Home Religious & Spiritual Traditions Poems from the Soul by M. Wynn Thomas | Review

Poems from the Soul by M. Wynn Thomas | Review

by admin


Knowing that many of our readers are of Christian origin, we want to highlight this small book that remembers hymns that began in Wales and then impacted the entire English-speaking Christian world. Many of our readers will know these hymns from church experiences past or present.

The University of Wales Press produced the book, but it’s easily available through distribution in North America. The design is captivating, with a dozen full-page black-and-white block print illustrations by Ruth Jen Evans that capture the emotions of reaching and yearning for what’s divine. All these hymn-poems are Christian, but with a sense of universality to the emotions of faith so that people of all faiths, or none, may benefit from them.

The Welsh originals appearing before their English translation may not be of much use to most readers, but they lend authenticity to the project.
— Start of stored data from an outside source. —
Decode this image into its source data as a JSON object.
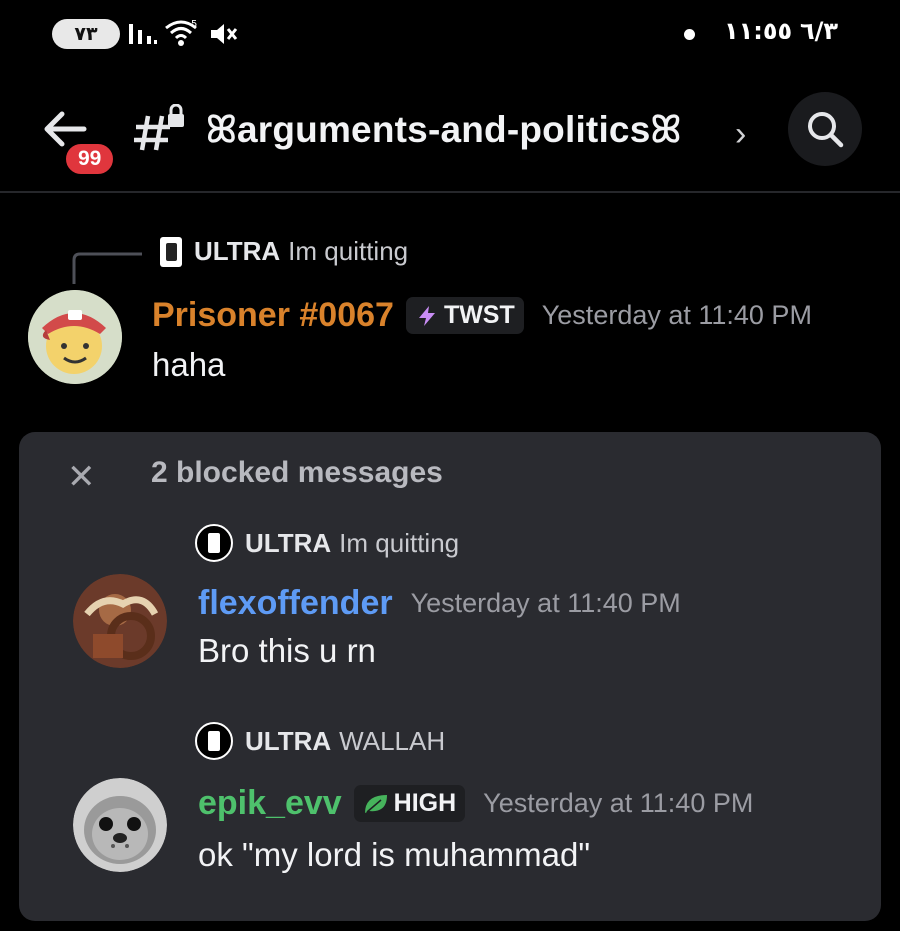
{
  "status_bar": {
    "battery": "٧٣",
    "time": "١١:٥٥",
    "date": "٦/٣"
  },
  "header": {
    "unread_count": "99",
    "channel_name": "ꕤarguments-and-politicsꕤ",
    "chevron": "›"
  },
  "first_message": {
    "reply": {
      "name": "ULTRA",
      "text": "Im quitting"
    },
    "author": "Prisoner #0067",
    "author_color": "#d9822b",
    "tag": "TWST",
    "timestamp": "Yesterday at 11:40 PM",
    "body": "haha"
  },
  "blocked_card": {
    "title": "2 blocked messages",
    "messages": [
      {
        "reply": {
          "name": "ULTRA",
          "text": "Im quitting"
        },
        "author": "flexoffender",
        "author_color": "#5e9bf5",
        "timestamp": "Yesterday at 11:40 PM",
        "body": "Bro this u rn"
      },
      {
        "reply": {
          "name": "ULTRA",
          "text": "WALLAH"
        },
        "author": "epik_evv",
        "author_color": "#4ec16c",
        "tag": "HIGH",
        "timestamp": "Yesterday at 11:40 PM",
        "body": "ok \"my lord is muhammad\""
      }
    ]
  }
}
After the texts are presented, there are several pages of historical background and spiritual reflection written by author M. Wynn Thomas, a professor at Swansea University in Wales. For the hymn, “To be alive is sheer wonder,” we learn, for example, that Ann Griffiths, who wrote it in the late eighteenth century, created “simply spontaneous improvisations, spur-of-the-moment effusions, deeply inward and contemplative in character. Ann herself never bothered to write them down.”

These are texts related closely to the mystical tradition. Thomas continues: “A maid who helped [Ann] with the milking was so struck that she committed them to memory, and they eventually made their way to paper. They have about them a visionary intensity akin to that found only in the writings of some of the great Christian mystics.” We also learn that the great twentieth-century Welsh poet, R.S. Thomas, once wrote: “God [was] in the throat of a bird. Ann heard him speak.”

Again, this is distinctively Christian. There are frequent references to “the cross” and “Calvary.” And there’s one unfortunate suggestion that a Christian hymn-writer improved on an Old Testament story because she “had the advantage over the original Jewish writers,” knowing Christ. But that’s the exception, here, not the rule.

We enjoyed the Welsh spirit, and universal language, in some of these poems.

“O You who gave to brook its tune and sigh to swaying trees,
O You, who gave to wind its moan and skylark’s flight its ease,
O save us from a day that brings a heart so hard it will not sing.”

Others discussed include the more familiar “Guide me, O Thou great Jehovah” by William Williams Pantycelyn.